Is it the tyrannical to-do lists that always wait for me to return to them in the morning? Is it my drive to finish allthethings allatonce? Whatever the reason, there's something that holds me back from closing my door, turning off noise, and entering into sacred territory where I am alone with my thoughts and feelings in the presence of my Creator. 

It's after 9pm - if this is the discipline I've chosen for these 40 days, I'm deciding now that I must schedule time for it earlier in the day. This (and the morning walk I often promise myself I'll take tomorrow) is how I intend to make this practice more regular - perhaps even to make it stick. 

I'm subscribed to 3 writers' blogs who offer me a prompt once a week. I thought they would help me make this practice of writing regular. Ironically, though not surprising, those emails are still unread in my inbox - signs that "I'll do it later" clearly doesn't work for me. I realize now where our daughter gets her pet phrase of "in just a moment" - I'm modeling it quite well. 

Tonight, I'm resetting my intention - it is about progress over perfection after all. I will walk AND write tomorrow morning...at least, I'll try. Walking the dog after work seems a fair plan too. I started this practice on the day I received ashes on my forehead to remind me of my own mortality. Turns out the to-do lists will one day be put on permanent hold, and I'm reminded I tend to give them too much power. But my words will remain - perhaps to pile up and gather dust themselves, or maybe...just maybe...they'll one day be a balm to my children as they grow old. 

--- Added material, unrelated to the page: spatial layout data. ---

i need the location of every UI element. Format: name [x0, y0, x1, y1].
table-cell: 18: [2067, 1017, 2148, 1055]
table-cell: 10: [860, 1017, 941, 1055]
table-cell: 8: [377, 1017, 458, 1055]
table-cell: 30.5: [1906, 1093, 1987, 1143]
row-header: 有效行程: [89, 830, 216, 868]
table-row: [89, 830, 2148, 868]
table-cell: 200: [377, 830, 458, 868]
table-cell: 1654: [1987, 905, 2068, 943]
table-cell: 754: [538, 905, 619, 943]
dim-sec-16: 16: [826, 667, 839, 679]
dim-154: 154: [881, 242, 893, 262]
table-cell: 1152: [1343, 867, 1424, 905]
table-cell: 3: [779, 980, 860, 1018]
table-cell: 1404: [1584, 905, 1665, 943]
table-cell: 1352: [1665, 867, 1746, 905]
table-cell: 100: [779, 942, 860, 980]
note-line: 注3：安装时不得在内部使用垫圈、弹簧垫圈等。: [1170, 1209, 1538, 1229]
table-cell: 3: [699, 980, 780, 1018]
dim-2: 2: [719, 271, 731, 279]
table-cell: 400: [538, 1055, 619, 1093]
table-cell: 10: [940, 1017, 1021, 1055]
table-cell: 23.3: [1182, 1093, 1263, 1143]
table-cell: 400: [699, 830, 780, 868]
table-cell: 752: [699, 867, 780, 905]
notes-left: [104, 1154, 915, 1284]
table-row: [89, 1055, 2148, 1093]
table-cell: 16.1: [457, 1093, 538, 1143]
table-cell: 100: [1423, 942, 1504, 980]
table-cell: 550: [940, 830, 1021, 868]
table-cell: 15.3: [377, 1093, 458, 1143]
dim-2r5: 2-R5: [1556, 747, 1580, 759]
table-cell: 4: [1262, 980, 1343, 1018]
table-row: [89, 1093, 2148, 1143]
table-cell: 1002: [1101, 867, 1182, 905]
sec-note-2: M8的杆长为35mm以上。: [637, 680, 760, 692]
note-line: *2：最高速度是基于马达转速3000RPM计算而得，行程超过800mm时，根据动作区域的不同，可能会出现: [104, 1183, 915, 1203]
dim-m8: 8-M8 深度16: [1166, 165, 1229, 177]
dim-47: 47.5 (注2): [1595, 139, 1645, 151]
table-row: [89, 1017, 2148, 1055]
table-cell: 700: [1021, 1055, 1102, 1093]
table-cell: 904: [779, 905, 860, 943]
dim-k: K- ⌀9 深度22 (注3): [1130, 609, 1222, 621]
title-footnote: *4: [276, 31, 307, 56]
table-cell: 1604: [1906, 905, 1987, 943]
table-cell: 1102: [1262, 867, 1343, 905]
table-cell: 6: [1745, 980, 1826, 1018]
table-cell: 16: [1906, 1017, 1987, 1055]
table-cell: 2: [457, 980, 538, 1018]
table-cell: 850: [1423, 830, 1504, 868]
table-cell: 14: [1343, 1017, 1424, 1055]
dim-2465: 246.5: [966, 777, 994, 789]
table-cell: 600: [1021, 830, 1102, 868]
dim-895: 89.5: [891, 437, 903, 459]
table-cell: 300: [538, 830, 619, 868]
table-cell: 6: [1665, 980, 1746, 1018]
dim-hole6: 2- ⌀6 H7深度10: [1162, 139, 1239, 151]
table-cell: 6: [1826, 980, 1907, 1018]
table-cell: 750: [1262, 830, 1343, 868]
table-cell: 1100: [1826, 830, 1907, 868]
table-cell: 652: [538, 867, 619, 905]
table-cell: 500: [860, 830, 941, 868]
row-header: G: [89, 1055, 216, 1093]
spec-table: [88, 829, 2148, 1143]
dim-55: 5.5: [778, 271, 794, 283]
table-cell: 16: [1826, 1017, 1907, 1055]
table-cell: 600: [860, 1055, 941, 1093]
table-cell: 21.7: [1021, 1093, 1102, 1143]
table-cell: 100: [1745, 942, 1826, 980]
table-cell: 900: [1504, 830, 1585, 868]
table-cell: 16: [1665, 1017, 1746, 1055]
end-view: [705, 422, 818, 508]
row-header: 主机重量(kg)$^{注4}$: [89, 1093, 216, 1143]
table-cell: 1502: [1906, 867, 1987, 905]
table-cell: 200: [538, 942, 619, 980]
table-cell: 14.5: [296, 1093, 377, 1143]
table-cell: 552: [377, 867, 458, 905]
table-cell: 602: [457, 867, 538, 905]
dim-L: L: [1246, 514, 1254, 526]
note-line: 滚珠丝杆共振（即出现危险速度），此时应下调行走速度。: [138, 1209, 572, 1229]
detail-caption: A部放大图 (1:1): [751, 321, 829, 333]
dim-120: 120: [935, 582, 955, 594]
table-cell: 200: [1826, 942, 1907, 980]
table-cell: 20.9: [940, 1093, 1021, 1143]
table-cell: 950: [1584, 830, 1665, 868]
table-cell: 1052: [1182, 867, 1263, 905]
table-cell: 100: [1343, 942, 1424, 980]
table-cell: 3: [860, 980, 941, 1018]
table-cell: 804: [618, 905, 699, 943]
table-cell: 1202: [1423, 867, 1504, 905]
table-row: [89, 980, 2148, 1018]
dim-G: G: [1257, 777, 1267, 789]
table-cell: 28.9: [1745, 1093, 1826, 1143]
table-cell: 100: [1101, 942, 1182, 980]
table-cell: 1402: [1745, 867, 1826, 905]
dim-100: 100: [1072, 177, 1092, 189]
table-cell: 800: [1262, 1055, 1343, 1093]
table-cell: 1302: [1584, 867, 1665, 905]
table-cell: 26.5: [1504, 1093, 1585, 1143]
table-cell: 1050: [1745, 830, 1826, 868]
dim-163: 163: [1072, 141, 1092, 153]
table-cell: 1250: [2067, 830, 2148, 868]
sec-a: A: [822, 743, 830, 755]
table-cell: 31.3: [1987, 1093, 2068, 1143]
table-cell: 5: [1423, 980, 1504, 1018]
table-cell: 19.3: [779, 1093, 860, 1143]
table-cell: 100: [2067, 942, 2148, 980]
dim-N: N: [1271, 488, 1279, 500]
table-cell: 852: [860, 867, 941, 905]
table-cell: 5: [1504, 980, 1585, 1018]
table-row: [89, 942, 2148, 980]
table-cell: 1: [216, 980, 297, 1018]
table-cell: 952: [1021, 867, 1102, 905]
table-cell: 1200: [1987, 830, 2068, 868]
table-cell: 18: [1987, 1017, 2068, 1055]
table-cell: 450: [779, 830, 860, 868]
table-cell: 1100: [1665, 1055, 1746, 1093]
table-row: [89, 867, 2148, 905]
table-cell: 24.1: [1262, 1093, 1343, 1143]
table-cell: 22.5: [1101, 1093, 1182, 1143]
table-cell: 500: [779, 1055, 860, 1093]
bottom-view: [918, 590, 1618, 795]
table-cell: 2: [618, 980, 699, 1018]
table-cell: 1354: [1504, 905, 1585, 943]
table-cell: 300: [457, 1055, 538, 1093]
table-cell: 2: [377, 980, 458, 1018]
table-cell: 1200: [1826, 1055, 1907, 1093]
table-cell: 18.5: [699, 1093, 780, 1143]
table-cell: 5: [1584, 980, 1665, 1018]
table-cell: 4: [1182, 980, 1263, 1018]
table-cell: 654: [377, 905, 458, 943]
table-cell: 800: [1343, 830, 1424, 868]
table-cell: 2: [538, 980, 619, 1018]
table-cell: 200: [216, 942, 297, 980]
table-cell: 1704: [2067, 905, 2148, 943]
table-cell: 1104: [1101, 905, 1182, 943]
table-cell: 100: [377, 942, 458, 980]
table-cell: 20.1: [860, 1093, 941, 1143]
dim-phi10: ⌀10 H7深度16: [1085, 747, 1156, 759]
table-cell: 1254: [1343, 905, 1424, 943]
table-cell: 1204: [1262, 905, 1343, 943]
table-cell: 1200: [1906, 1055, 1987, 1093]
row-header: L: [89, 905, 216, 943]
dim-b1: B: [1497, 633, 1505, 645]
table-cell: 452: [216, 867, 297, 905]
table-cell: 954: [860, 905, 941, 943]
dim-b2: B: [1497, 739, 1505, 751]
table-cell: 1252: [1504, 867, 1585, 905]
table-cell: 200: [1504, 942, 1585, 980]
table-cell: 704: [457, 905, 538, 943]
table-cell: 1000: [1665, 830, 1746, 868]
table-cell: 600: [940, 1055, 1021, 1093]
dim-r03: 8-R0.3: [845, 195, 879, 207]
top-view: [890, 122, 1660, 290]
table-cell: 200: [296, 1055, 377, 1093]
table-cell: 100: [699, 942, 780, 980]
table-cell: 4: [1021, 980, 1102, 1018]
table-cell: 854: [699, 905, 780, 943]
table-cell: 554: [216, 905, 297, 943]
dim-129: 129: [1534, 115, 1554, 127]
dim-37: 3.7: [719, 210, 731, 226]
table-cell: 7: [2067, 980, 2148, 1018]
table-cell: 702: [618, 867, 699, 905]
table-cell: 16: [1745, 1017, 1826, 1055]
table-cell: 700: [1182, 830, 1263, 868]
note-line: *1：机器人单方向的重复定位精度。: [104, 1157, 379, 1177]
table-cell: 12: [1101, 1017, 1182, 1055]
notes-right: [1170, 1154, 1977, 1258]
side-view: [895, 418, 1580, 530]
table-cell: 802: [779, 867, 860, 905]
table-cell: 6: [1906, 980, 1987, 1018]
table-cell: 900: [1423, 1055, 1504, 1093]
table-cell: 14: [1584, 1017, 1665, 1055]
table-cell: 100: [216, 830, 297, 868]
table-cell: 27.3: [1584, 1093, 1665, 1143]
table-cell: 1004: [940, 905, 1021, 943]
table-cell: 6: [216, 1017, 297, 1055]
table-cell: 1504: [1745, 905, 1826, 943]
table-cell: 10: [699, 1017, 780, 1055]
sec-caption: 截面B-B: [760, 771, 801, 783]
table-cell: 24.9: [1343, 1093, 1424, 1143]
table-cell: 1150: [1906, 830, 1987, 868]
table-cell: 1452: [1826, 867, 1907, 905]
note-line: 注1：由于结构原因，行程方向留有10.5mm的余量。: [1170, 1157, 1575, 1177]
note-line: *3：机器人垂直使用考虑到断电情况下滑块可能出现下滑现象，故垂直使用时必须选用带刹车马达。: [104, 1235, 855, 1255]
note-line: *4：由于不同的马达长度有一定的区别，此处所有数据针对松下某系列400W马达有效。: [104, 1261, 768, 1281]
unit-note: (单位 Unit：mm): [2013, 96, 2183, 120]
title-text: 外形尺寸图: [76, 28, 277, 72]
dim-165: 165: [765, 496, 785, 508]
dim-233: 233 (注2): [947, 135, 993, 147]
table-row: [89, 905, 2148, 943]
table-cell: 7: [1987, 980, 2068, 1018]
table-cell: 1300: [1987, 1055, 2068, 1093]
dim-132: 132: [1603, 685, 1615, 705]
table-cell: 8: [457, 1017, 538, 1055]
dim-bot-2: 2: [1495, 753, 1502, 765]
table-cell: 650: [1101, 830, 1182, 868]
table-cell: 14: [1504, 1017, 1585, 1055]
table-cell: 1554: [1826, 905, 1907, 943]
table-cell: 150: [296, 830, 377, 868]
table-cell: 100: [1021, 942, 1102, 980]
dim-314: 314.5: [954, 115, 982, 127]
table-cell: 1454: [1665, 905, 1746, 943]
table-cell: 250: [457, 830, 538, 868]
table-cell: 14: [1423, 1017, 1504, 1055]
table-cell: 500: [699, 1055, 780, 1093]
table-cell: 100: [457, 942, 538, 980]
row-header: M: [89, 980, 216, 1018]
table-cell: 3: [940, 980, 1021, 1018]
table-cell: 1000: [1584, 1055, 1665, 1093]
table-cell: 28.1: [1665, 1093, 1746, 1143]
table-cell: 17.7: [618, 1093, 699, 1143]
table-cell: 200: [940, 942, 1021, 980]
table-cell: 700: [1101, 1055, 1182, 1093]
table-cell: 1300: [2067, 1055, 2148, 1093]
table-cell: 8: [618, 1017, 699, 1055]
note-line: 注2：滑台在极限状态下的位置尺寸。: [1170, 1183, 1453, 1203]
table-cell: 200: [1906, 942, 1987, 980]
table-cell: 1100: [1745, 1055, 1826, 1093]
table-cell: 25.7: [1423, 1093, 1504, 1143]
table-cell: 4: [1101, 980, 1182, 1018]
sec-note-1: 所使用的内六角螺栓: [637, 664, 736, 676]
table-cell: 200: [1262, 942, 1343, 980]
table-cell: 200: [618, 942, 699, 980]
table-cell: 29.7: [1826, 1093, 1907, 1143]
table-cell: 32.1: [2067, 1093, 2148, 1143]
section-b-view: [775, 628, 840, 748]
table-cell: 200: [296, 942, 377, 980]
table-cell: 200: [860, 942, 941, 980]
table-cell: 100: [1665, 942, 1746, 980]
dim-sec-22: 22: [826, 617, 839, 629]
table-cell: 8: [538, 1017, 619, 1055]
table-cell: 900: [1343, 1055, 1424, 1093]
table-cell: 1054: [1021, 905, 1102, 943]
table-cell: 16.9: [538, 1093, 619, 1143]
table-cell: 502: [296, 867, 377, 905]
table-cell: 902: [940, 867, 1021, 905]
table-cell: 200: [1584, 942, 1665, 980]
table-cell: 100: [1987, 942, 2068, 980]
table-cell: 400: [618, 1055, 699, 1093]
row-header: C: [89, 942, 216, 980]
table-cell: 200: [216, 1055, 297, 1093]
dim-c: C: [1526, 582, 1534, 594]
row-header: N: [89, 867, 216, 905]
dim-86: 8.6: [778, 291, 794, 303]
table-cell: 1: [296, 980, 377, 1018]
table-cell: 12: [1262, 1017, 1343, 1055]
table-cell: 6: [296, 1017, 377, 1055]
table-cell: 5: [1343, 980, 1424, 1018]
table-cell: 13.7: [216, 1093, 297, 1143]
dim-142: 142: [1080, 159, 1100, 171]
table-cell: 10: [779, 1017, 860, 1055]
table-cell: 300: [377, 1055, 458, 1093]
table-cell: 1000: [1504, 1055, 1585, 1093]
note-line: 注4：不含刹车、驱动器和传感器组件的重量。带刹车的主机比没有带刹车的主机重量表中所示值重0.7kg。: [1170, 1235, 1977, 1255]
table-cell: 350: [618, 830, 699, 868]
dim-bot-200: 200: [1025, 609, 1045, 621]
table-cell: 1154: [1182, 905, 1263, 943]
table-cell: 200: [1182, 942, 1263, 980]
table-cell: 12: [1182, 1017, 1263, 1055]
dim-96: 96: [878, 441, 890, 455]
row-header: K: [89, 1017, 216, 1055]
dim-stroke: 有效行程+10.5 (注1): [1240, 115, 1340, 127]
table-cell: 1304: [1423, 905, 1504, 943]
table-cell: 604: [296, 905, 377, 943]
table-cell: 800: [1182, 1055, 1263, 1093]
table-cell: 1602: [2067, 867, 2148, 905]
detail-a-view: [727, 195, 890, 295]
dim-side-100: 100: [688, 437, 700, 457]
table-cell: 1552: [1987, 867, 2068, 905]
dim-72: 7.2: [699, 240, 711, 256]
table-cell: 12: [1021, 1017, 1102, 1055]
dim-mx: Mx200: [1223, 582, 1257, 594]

I don't mean to wax on morbidly, but Ash Wednesday marked the beginning of this journey - appropriately so, I suppose. I'm dusting off these writing muscles that keep me sane in the midst of chaos. God knows sanity in the world of 2025 feels like a pipe dream so leaning into muscle memory as a pathway out of chaos gives me hope. 

I may have only written words twice in the last seven days, but it has felt really good both times. The first writing feels too raw to share so I'm cocooning those words until they're ready to reveal their metamorphosized selves. Tonight, however, I'm releasing these cobbled together thoughts as a practice of accountability to myself and to this art. May tomorrow hold more wonder and awe and clarity, and may this practice become a thin space of dancing with the Spirit.